В то время как Грета рассматривала пестрые плакаты Гамбурго-Американского пароходства, я карандашом набросал адрес: «Ее сиятельству, графине Гриппштейн. Карлсбад, Грабенштрассе, 4», а на оборотной стороне две строки из интермеццо Гейне:
«Глубокая тьма окутала меня с тех пор,
как свет твоих очей померк для меня, о, моя возлюбленная!»
Затем я отправился бросить эту открытку в почтовый ящик, довольный, что исполнил акт сентиментальной вежливости. Но в душе я чувствовал, что было бы гораздо искреннее написать совершенно обратное, так как, наоборот, я видел теперь вещи гораздо яснее и в их надлежащем освещении…
Вернувшись в буфет, я застал принца Макса беседующим с Гретой.
– Как это нехорошо с вашей стороны, – тоном нежного укора сказал он мне, – как это нехорошо, что вы захотели уехать, не простившись со мной!
– Дорогой принц, – ответил я, – мне не так-то легко расстаться с вами, и вот поэтому-то я хотел избавить себя и вас от горечи расставанья.
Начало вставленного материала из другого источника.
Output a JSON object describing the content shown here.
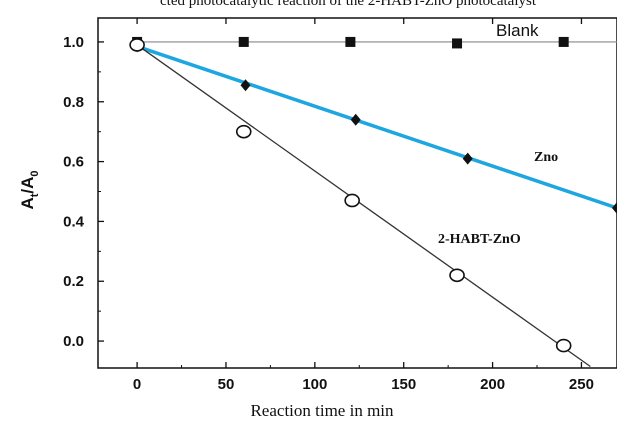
{
  "header_fragment": "cted photocatalytic reaction of the 2-HABT-ZnO photocatalyst",
  "chart_data": {
    "type": "scatter",
    "title": "",
    "xlabel": "Reaction time in min",
    "ylabel_main": "A",
    "ylabel_sub1": "t",
    "ylabel_mid": "/A",
    "ylabel_sub2": "0",
    "xlim": [
      -22,
      270
    ],
    "ylim": [
      -0.09,
      1.08
    ],
    "x_ticks": [
      0,
      50,
      100,
      150,
      200,
      250
    ],
    "y_ticks": [
      0.0,
      0.2,
      0.4,
      0.6,
      0.8,
      1.0
    ],
    "x_tick_labels": [
      "0",
      "50",
      "100",
      "150",
      "200",
      "250"
    ],
    "y_tick_labels": [
      "0.0",
      "0.2",
      "0.4",
      "0.6",
      "0.8",
      "1.0"
    ],
    "grid": false,
    "series": [
      {
        "name": "Blank",
        "marker": "filled-square",
        "color": "#111111",
        "line_color": "#888888",
        "x": [
          0,
          60,
          120,
          180,
          240
        ],
        "y": [
          1.0,
          1.0,
          1.0,
          0.995,
          1.0
        ],
        "fit": {
          "x": [
            0,
            270
          ],
          "y": [
            1.0,
            1.0
          ]
        }
      },
      {
        "name": "Zno",
        "marker": "filled-diamond",
        "color": "#111111",
        "line_color": "#1ea6e0",
        "x": [
          0,
          61,
          123,
          186,
          270
        ],
        "y": [
          0.985,
          0.855,
          0.74,
          0.61,
          0.445
        ],
        "fit": {
          "x": [
            0,
            270
          ],
          "y": [
            0.985,
            0.445
          ]
        }
      },
      {
        "name": "2-HABT-ZnO",
        "marker": "open-circle",
        "color": "#111111",
        "line_color": "#333333",
        "x": [
          0,
          60,
          121,
          180,
          240
        ],
        "y": [
          0.99,
          0.7,
          0.47,
          0.22,
          -0.015
        ],
        "fit": {
          "x": [
            0,
            255
          ],
          "y": [
            0.99,
            -0.085
          ]
        }
      }
    ]
  }
}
Но, раз уж вы здесь, то позвольте мне сказать вам, что я счастлив видеть вас. Так вас, значит, простили?
– Нет, – ответил он, – я попросту сбежал из-под ареста. Ведь сегодня день прибытия прусского гарнизона, у нас во дворце все поставлено вверх дном… Мне удвоят срок ареста, ну да не все ли равно? Теперь, когда я остаюсь совершенно один, свобода так же скучна для меня, как и арест!
В этот момент послышался пронзительный голос, заставивший всех обернуться. Мы увидели Молоха, который что-то кричал, отчаянно жестикулируя.
– Где моя коробка с насекомыми? – вопил он. – Там находится лепидоптер, стоящий шестьсот марок! И вся флора нижней Роты, которую я так тщательно собирал. У меня украли коробку, пока я сдавал багаж! Я предъявлю иск управлению дороги. Я – профессор Циммерман из Йены!
Ознакомительная версия.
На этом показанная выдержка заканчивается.